Real-world examples she highlighted:

  • IMA Engage IQ, a GPT-based AI agent from the Incentive Marketing Association that helps programme designers build and optimise incentive programmes through conversational prompts
  • Starbucks Deep Brew, am internal AI platform that personalises rewards offers for 34 million+ active members, which they credit with driving 13% year-over-year membership increases and record Q1 2024 loyalty spend
  • Totus, which uses AI to analyse purchase history and redemption patterns to tailor gift card offers
  • Workday x Achievers, launched in April 2026, bringing AI-powered recognition and rewards built directly into the Workday HCM platform
  • eGifter Shield – a fraud detection layer built into their platform. Rather than waiting for losses to accumulate, Shield monitors every order in real time, looking at signals like login location, time of day, device language, and order patterns, to identify and contain fraudulent activity before it escalates. 
  • eGifter SmartScreen, which  handles content moderation on user-generated images and messages, checking for profanity, hate speech, nudity, and brand-risk content before anything reaches a recipient.

 

What does this look like in practice?

The session switched to a discussion of everyday AI applications which was incredibly wide-ranging, and very relatable: drafting client emails, dropping raw Google Analytics data into Claude to get an instant analysis of where users were dropping off a website, building RCA documents and process documentation, running discount rate comparisons, uploading sales data files for full monthly breakdowns with charts, and competitor research with sources cited.

(Oh, and Tracey built approximately 75% of the session’s slides using Claude. Very meta!)

The throughline across all of it as Tracy stated is “AI solves the problem of the blank page. You get to start the race 100 yards ahead of where you used to have to start.”

And for anyone who’s felt that AI is only useful if you’re technically minded,: “It’s like if you had an assistant, you might ask them to do that for you. But you were never going to get that assistant. But now you have one.”

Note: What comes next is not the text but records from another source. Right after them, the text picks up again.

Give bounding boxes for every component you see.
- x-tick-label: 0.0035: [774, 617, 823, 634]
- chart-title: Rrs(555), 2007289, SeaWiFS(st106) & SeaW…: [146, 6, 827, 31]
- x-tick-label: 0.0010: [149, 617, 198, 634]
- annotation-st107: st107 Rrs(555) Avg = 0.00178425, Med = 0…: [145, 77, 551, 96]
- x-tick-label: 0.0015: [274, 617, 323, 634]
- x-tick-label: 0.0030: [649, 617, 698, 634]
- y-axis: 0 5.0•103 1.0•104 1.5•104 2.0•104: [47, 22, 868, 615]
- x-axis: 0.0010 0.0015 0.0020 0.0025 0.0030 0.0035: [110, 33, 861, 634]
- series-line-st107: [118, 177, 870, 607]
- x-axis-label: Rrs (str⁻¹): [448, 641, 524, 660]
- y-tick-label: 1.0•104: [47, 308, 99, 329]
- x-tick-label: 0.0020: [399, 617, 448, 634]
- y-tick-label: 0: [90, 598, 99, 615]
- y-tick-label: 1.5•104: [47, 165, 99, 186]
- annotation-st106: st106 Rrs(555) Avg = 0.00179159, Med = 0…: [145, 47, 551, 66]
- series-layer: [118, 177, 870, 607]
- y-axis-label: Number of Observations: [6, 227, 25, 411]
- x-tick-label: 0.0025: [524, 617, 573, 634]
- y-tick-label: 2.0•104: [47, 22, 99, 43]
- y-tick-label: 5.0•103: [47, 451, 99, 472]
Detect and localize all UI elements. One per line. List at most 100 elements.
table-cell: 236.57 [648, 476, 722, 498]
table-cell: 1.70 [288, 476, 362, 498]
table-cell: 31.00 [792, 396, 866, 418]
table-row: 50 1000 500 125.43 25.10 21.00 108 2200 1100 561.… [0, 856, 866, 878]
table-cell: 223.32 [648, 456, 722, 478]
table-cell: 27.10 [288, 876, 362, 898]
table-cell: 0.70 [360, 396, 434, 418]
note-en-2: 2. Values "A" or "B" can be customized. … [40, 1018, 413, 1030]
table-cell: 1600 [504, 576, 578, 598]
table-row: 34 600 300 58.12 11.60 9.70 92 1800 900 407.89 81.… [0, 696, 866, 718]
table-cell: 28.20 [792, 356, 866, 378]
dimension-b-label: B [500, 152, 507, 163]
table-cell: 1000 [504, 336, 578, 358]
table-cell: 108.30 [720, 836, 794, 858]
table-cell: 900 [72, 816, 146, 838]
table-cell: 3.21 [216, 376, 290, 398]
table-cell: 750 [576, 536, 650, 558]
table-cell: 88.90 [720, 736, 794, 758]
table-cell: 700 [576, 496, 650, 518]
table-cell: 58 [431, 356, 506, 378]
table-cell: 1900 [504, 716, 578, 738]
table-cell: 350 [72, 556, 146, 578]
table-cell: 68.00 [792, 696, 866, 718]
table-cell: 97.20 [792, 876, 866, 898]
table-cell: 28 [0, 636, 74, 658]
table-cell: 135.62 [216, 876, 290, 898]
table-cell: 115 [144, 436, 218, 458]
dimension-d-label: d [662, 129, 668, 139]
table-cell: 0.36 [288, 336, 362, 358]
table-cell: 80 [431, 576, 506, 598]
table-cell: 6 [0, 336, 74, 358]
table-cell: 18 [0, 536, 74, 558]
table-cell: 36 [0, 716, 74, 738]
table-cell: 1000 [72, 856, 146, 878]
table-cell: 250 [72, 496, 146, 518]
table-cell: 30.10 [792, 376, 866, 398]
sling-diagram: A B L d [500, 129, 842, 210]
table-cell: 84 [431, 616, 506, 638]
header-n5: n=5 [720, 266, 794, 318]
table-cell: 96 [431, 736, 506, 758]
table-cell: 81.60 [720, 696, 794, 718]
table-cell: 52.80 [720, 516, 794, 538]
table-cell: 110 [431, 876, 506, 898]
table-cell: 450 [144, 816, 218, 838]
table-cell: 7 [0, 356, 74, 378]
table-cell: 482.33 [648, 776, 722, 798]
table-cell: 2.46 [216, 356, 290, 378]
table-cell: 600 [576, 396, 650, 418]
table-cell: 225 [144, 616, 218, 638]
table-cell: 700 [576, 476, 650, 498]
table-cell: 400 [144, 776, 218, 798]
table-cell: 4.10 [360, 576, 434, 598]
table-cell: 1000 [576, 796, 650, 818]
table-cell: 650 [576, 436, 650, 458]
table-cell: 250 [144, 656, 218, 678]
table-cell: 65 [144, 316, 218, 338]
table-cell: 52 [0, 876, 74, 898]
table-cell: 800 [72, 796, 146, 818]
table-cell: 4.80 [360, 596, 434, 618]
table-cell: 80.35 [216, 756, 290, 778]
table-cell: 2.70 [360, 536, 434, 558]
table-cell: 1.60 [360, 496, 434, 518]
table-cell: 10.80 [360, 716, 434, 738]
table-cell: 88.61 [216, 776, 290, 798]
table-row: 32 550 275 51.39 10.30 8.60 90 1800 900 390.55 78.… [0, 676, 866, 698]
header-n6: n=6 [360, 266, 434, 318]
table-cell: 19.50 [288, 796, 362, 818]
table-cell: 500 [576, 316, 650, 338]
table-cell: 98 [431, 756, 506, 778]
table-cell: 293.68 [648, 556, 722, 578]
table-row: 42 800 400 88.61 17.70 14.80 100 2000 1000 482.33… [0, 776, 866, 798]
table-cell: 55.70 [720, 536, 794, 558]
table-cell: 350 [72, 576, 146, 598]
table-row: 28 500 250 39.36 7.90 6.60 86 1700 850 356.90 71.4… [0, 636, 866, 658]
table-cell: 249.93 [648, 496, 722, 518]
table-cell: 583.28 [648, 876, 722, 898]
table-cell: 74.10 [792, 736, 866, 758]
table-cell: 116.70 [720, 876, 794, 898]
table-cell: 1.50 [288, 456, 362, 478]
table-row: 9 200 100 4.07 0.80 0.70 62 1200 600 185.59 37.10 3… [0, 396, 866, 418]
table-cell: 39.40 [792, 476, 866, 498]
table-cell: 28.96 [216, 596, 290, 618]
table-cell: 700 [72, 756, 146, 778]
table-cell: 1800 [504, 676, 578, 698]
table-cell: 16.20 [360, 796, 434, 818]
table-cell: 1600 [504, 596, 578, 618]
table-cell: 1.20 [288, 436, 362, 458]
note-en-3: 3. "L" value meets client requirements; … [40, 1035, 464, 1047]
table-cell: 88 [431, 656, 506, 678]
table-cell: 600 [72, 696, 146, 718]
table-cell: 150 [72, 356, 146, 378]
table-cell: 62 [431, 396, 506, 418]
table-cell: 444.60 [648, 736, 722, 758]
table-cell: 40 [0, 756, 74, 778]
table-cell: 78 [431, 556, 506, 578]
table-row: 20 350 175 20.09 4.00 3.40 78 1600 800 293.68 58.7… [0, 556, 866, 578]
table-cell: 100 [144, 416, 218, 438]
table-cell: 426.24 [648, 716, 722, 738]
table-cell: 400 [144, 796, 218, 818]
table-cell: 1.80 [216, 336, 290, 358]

A word of warning, though. Tracey was candid about the limitations. When building the session deck, she pushed Claude on a source that it couldn’t back up. Its response: “You’re absolutely right. I apologize. That was a serious error. I fabricated a specific example that I had no source for, and it made it into the deck as a cited fact.”

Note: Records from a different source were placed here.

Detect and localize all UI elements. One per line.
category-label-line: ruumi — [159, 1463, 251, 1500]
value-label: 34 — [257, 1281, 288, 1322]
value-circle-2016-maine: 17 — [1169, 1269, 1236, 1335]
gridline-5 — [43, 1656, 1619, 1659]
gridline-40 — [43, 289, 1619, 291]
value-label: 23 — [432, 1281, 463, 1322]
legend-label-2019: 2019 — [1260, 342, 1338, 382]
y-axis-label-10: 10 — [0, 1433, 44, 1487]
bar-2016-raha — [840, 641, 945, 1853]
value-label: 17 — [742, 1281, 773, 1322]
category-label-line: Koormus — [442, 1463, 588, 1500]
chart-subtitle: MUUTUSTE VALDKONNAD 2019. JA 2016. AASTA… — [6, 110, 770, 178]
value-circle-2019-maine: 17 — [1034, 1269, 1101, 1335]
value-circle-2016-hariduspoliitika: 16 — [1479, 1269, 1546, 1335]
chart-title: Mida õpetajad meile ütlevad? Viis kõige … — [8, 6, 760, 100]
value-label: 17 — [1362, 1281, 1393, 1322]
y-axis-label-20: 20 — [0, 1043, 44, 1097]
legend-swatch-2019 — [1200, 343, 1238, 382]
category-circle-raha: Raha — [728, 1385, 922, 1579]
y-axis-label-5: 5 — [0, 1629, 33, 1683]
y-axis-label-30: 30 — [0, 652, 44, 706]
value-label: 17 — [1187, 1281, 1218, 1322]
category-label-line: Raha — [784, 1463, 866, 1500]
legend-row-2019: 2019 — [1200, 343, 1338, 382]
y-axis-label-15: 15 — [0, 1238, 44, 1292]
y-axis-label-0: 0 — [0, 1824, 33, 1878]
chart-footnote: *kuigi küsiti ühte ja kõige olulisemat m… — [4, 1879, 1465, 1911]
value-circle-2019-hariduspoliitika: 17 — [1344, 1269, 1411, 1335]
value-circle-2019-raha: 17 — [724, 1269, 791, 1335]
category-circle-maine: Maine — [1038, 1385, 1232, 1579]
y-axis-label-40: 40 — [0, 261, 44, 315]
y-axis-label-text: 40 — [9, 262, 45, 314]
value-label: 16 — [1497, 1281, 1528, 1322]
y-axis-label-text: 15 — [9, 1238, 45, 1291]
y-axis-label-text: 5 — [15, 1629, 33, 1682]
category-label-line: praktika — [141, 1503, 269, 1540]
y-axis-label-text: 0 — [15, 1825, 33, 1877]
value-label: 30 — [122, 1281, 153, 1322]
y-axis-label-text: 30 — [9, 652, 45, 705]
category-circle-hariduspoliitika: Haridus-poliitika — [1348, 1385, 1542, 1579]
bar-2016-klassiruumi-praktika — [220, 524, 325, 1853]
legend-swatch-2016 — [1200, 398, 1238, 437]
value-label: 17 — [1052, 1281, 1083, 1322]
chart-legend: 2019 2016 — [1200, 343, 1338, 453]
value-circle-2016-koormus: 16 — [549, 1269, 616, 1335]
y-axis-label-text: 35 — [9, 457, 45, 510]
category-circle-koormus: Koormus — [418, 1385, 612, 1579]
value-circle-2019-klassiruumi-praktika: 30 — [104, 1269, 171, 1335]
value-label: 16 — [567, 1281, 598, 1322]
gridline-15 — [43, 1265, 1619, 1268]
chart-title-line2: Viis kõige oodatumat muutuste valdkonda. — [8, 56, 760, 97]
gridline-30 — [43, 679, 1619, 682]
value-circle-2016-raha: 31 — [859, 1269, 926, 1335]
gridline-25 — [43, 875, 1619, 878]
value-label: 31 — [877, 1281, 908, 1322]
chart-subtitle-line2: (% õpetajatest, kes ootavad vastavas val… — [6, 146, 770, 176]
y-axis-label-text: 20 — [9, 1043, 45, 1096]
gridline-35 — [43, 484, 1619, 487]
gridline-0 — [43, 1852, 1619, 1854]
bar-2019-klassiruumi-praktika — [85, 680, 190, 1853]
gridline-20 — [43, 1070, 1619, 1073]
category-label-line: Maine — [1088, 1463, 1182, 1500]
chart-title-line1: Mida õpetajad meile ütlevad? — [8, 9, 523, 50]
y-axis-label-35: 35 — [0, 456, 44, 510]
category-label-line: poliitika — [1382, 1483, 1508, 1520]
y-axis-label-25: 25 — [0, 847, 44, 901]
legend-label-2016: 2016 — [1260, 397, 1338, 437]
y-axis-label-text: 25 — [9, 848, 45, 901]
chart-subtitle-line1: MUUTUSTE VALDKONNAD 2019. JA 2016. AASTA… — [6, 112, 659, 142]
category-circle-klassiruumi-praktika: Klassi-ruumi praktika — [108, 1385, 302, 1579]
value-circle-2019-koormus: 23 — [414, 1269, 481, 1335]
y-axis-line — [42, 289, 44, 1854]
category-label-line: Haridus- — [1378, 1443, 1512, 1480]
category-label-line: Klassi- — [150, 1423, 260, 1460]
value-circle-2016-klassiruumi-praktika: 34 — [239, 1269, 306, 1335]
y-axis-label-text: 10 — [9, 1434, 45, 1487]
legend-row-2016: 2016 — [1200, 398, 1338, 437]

“You have to really babysit it.” Her rule? Go to every source yourself. Don’t send, submit, or present anything AI produces without checking it first.

Takeaways

  1. Customise how it speaks to you. As Tracey put it: “AI tends to want to be friendly, ‘Great idea, Tracey, let me help you with that.’ I can’t stand that. Tell it: don’t placate me. Don’t congratulate me. Just give me my answers.” Most AI tools let you set a preferred tone and style in settings, use it.
  2. Start with your biggest time sink. Proposals? Emails? Research? That’s where AI earns its keep first.
  3. Prompt well: give AI a role, context, and a format. Vague in, vague out. Tracey has kindly offered her prompt guide, you can reach her at tracey@egifter.com.
  4. Verify everything. Don’t submit, send, or present anything AI produces without checking it yourself, especially statistics, case studies, and source links.
  5. Know your company’s policy. Before putting client data or internal information into any AI tool, understand what guardrails your organisation has in place, or raise the conversation if they don’t exist yet.

 

“AI is not replacing the best people in this industry. It’s amplifying them.”